REBOOT(8) System Manager's Manual REBOOT(8)
halt, reboot – stopping and restarting the system
The halt and reboot utilities flush the file system cache to disk, send all
running processes a SIGTERM (and subsequently a SIGKILL) and, respectively,
halt or restart the system. The action is logged, including entering a
shutdown record into the wtmp(5) file.
When the system is halted with the halt command, the system is powered off.
The options are as follows:
-l The halt or reboot is not recorded in the system log. This option
is intended for applications such as shutdown(8), that call reboot
or halt and log this themselves.
-n The file system cache is not flushed. This option should probably
not be used.
-q The system is halted or restarted quickly and ungracefully, and
only the flushing of the file system cache is performed (if the -n
option is not specified). This option should probably not be used.
-u The system is halted up until the point of removing system power,
but waits before removing power for 5 minutes so that an external
UPS (uninterruptible power supply) can forcibly remove power. This
simulates a dirty shutdown to permit a later automatic power on.
macOS uses this mode automatically with supported UPSs in emergency
Normally, the shutdown(8) utility is used when the system needs to be
halted or restarted, giving users advance warning of their impending doom
and cleanly terminating specific programs.

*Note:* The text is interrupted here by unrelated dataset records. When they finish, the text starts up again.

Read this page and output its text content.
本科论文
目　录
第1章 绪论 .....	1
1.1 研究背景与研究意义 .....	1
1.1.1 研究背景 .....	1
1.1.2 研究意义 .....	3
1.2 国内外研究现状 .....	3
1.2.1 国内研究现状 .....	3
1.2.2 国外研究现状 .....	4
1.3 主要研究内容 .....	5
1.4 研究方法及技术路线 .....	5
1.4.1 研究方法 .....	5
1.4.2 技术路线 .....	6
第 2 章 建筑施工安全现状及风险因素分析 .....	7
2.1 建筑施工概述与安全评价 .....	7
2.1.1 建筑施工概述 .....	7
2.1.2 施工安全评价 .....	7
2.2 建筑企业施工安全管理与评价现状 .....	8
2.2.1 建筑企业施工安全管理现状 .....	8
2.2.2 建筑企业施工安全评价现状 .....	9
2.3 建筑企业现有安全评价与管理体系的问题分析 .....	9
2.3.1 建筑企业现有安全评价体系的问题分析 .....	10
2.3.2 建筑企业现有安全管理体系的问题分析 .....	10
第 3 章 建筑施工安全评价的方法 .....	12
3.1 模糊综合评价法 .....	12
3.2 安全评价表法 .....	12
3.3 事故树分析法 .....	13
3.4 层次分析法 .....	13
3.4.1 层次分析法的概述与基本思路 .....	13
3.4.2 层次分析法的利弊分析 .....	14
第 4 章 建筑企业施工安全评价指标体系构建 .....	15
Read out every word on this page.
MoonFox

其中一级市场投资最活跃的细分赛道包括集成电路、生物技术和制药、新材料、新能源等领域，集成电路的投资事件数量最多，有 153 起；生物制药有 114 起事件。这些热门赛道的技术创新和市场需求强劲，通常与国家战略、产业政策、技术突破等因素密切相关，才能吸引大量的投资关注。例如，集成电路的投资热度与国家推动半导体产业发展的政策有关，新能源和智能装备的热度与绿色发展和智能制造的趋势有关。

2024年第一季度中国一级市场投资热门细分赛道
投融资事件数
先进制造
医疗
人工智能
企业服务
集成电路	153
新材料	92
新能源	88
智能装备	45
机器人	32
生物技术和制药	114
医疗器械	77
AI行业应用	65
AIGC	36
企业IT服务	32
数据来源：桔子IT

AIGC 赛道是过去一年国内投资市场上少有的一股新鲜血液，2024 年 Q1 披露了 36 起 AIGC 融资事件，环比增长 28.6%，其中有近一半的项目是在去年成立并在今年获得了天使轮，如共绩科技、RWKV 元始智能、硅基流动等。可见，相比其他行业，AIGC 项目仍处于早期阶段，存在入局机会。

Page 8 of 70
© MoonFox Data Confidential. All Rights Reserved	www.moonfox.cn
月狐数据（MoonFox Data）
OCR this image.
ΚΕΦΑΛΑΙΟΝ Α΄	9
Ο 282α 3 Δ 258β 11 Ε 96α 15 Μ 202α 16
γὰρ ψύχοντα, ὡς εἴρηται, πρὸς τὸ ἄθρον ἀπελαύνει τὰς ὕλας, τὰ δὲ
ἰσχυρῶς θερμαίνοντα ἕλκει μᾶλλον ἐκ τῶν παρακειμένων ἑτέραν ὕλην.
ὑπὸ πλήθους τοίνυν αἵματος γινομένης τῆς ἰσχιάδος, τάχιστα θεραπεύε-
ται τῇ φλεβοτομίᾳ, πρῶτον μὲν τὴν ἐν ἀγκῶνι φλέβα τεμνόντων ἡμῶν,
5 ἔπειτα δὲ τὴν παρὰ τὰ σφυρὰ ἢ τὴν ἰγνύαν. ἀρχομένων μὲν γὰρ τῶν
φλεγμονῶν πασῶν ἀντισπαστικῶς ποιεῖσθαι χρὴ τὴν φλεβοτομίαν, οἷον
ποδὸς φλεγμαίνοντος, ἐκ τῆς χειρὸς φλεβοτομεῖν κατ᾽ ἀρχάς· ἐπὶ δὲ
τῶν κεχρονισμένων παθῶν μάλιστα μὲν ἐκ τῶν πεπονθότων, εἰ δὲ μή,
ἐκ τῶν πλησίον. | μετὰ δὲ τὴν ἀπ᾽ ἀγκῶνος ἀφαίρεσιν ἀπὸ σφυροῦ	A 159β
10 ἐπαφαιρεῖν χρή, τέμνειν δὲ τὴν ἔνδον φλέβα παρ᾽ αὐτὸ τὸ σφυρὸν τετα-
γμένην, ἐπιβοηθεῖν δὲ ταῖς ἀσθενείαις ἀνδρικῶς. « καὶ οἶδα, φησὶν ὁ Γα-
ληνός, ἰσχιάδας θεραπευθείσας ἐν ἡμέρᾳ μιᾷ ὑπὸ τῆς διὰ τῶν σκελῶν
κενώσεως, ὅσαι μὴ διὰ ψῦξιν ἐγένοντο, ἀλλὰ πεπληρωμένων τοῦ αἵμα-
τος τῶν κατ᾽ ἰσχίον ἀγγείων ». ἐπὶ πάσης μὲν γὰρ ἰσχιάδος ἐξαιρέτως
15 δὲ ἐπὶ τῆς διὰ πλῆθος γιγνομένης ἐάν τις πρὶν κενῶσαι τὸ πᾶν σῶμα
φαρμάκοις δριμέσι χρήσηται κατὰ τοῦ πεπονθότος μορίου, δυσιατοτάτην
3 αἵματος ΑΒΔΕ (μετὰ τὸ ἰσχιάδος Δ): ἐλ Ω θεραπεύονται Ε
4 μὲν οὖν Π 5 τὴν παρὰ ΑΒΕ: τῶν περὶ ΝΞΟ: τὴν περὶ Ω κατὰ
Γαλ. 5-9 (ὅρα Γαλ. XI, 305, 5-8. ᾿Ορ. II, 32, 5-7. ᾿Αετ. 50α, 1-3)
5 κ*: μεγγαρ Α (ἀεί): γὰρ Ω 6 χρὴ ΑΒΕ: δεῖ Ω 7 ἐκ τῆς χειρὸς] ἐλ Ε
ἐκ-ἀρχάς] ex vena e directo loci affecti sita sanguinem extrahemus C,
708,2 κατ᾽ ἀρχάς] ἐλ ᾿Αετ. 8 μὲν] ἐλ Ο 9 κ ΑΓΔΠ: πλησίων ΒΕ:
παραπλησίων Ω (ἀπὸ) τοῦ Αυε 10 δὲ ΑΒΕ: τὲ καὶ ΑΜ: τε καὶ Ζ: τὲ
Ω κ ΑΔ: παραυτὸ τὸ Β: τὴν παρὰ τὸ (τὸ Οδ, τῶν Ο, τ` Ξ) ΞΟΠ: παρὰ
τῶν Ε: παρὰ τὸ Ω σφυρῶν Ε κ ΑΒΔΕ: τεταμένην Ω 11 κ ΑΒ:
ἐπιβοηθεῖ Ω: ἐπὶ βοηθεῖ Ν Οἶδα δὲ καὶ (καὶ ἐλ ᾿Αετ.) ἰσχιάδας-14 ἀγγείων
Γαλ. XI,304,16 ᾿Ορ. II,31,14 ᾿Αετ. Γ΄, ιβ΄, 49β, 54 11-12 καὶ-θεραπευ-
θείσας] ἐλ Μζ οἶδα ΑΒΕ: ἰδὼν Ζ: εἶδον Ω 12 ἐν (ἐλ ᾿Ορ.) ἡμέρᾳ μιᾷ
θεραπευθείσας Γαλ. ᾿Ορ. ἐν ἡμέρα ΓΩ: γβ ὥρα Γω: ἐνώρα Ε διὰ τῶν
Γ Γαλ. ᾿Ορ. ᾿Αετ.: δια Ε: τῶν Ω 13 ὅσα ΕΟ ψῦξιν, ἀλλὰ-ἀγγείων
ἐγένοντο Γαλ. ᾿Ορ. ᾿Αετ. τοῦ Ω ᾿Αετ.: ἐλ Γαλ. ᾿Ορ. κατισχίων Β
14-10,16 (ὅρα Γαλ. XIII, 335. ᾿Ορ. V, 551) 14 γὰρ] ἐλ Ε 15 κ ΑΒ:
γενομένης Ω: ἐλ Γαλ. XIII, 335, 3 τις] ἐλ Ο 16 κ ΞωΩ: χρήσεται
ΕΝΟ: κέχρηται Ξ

SIGTERM TO SIGKILL INTERVAL
The SIGKILL will follow the SIGTERM by an intentionally indeterminate
period of time. Programs are expected to take only enough time to flush
all dirty data and exit. Developers are encouraged to file a bug with the
OS vendor, should they encounter an issue with this functionality.
wtmp(5), shutdown(8), sync(8)
A reboot utility appeared in Version 6 AT&T UNIX.